Nunca os que trabalham trabalharam tanto e nunca lhes foi tão difícil identificarem-se como trabalhadores. A resistência terá nos sindicatos um pilar mas ele será bem frágil se a luta não for partilhada em pé de igualdade por movimentos de mulheres, ambientalistas, de consumidores, de direitos humanos, de imigrantes, contra o racismo, a xenofobia e a homofobia.
A crise atinge todos porque todos são trabalhadores.

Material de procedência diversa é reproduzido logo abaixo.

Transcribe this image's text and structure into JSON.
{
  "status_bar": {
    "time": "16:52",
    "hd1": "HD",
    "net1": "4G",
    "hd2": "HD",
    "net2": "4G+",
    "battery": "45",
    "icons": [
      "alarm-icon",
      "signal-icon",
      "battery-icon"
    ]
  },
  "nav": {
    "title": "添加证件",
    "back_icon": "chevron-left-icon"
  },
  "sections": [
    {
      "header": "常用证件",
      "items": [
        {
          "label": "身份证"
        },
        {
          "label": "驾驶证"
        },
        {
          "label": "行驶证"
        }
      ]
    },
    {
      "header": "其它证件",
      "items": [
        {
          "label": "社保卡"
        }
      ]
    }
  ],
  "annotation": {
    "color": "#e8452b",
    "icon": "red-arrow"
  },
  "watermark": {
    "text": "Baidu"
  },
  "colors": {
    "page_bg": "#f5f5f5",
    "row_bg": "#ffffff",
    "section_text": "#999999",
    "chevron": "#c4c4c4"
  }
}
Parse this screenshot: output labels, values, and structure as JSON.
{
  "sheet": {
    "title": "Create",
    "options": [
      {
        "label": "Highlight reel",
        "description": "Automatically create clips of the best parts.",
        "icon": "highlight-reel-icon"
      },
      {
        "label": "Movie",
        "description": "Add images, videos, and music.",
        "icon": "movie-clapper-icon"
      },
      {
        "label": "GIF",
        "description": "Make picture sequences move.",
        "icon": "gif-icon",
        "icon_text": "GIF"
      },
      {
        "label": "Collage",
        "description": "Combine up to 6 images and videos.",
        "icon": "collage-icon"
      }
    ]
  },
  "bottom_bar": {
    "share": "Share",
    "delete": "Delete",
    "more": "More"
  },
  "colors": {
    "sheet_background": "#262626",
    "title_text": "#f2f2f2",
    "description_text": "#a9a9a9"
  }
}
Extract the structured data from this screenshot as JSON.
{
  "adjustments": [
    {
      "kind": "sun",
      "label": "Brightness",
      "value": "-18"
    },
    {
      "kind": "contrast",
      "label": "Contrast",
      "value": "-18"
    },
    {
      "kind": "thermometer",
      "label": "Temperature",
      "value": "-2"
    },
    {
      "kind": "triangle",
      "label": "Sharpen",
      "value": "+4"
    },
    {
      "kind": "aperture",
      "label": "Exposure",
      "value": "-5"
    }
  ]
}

Segundo, não há economias nacionais na Europa e, por isso, a resistência OU É EUROPEIA ou NÃO EXISTE.
As lutas nacionais serão um alvo fácil dos que clamam pela governabilidade ao mesmo tempo que desgovernam. Os movimentos e as organizações de toda a Europa têm de se articular para mostrar aos governos que a estabilidade dos mercados não pode ser construída sobre as ruínas da estabilidade das vidas dos cidadãos e suas famílias.
Não é o socialismo; é a demonstração de que ou a UE cria as condições para o capital produtivo se desvincular do capital financeiro ou o futuro é o fascismo e terá que ser combatido por todos os meios.